Cheap or Free Toys for Kids

Guest post by Charity Hawkins

If you’re wanting to save money by not shelling out dough for more camps and clinics this summer, but are wondering what on earth to do with your children these last few weeks, take heart. Here are some mom-tested “toys” to keep your kids busy and best of all, they require minimal intervention from you:

Duct Tape

If you have boys (maybe over age three or so), give them a roll of duct tape, send them out to the backyard, and go make yourself an iced coffee. So far this summer, my seven-year-old son has constructed intricate forts with sticks, duct tape balls (what?), and zip lines with stuffed animals duct-taped to hangers.

Duct tape is best complemented with a generous supply of…

String

Get some good string in the tools section of Walmart (or your garage). It’s unbelievable the things my children have come up with: reins, with my five-yea- old daughter being the horse (nothing tied around necks, of course), lassos, and a net “for catching robot bears.”

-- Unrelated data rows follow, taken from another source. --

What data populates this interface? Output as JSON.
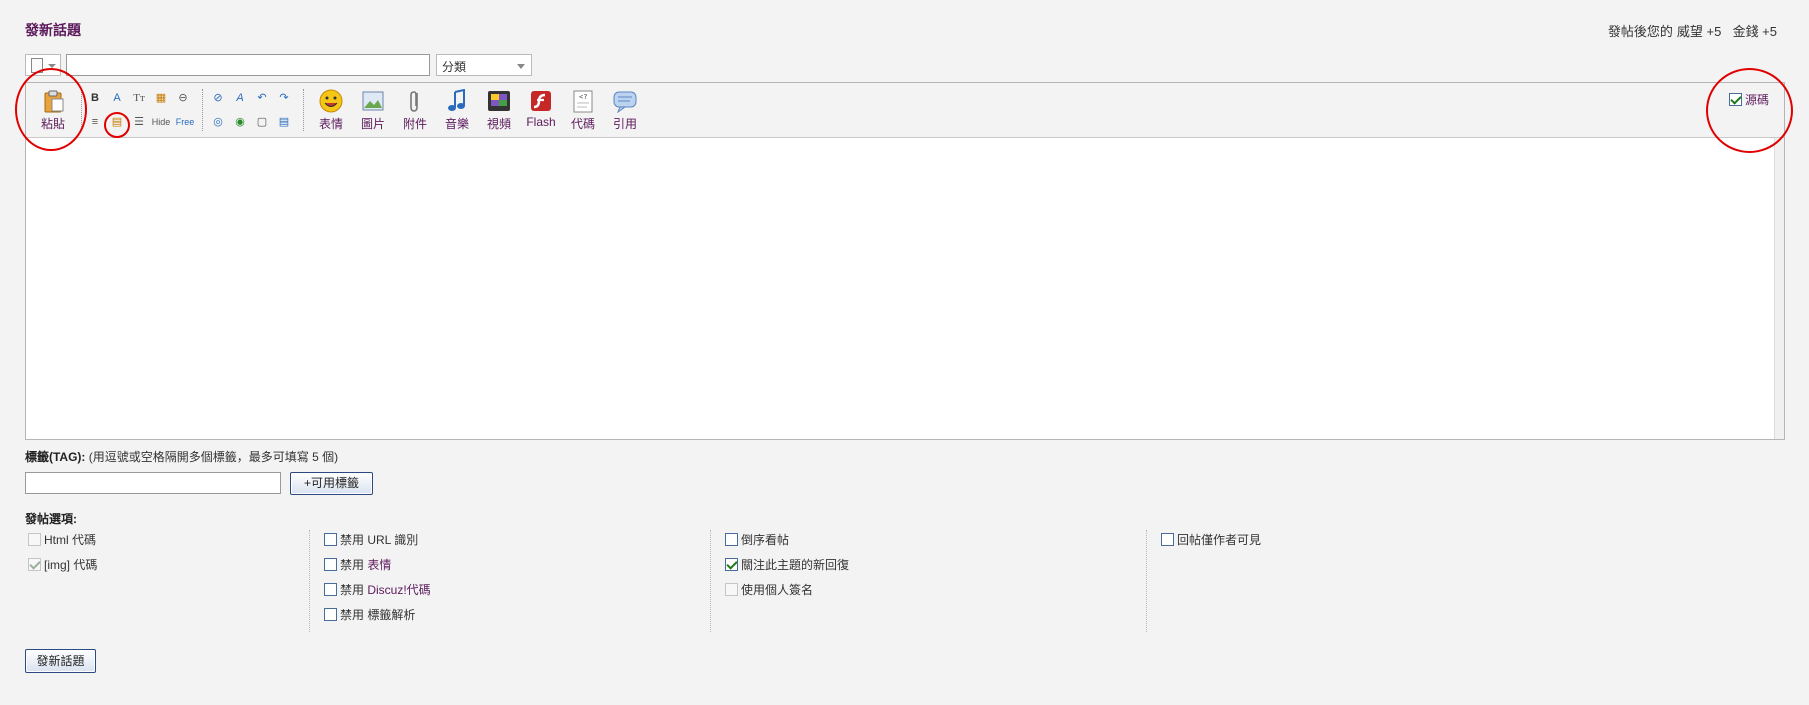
{
  "header": {
    "title": "發新話題",
    "reward_prefix": "發帖後您的",
    "reward_items": [
      "威望 +5",
      "金錢 +5"
    ]
  },
  "subject": {
    "value": "",
    "category": "分類"
  },
  "toolbar": {
    "paste": "粘貼",
    "small_buttons_row1": [
      "B",
      "A",
      "Tт",
      "▦",
      "⊖"
    ],
    "small_buttons_row2": [
      "≡",
      "▤",
      "☰",
      "Hide",
      "Free"
    ],
    "small_buttons_row3": [
      "⊘",
      "A",
      "↶",
      "↷"
    ],
    "small_buttons_row4": [
      "◎",
      "◉",
      "▢",
      "▤"
    ],
    "big_buttons": [
      "表情",
      "圖片",
      "附件",
      "音樂",
      "視頻",
      "Flash",
      "代碼",
      "引用"
    ],
    "source_label": "源碼",
    "source_checked": true
  },
  "tags": {
    "label_bold": "標籤(TAG):",
    "label_hint": " (用逗號或空格隔開多個標籤，最多可填寫 5 個)",
    "value": "",
    "available_button": "+可用標籤"
  },
  "options": {
    "title": "發帖選項:",
    "col1": [
      {
        "label": "Html 代碼",
        "checked": false,
        "disabled": true
      },
      {
        "label": "[img] 代碼",
        "checked": true,
        "disabled": true
      }
    ],
    "col2": [
      {
        "prefix": "禁用 ",
        "label": "URL 識別",
        "checked": false
      },
      {
        "prefix": "禁用 ",
        "label": "表情",
        "checked": false
      },
      {
        "prefix": "禁用 ",
        "label": "Discuz!代碼",
        "checked": false
      },
      {
        "prefix": "禁用 ",
        "label": "標籤解析",
        "checked": false
      }
    ],
    "col3": [
      {
        "label": "倒序看帖",
        "checked": false,
        "disabled": false
      },
      {
        "label": "關注此主題的新回復",
        "checked": true,
        "disabled": false
      },
      {
        "label": "使用個人簽名",
        "checked": false,
        "disabled": true
      }
    ],
    "col4": [
      {
        "label": "回帖僅作者可見",
        "checked": false,
        "disabled": false
      }
    ]
  },
  "submit": {
    "label": "發新話題"
  },
  "colors": {
    "accent": "#5c1a5c",
    "highlight_circle": "#e00000"
  }
}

My son went through a phase when he wore some rope around daily, just slinging it over his shoulder when he got dressed in the morning, like he was a short and very serious cowboy. You never know when you might need some rope. (Granted, my children aren’t what you might refer to as … uh… normal. This morning my daughter dressed herself in ski pants, sweater, snow boots, hat, and mittens and sat on the porch in the one hundred degree heat waiting for friends to show up. She wanted “winter to hurry up and get here.” We tend to not be constrained by propriety in our family. Or reality.)

Sheets

Get some sheets out of the closet and let your kids make a fort. This is a good rainy-day activity, but it’s also nice when the July heat sends everyone, wilted and whining, inside. My kids like to tuck a sheet in to the top bunk and let it hang down, but draping sheets over the dining room table is good, too.

Sidewalk Chalk

I know, your children have probably grown tired of drawing pictures on the driveway, but have you tried the bathtub? We have tiled bathtub walls and spend hours playing phonics games (shh, don’t tell the kids they’re learning), drawing pictures, or just scribbling.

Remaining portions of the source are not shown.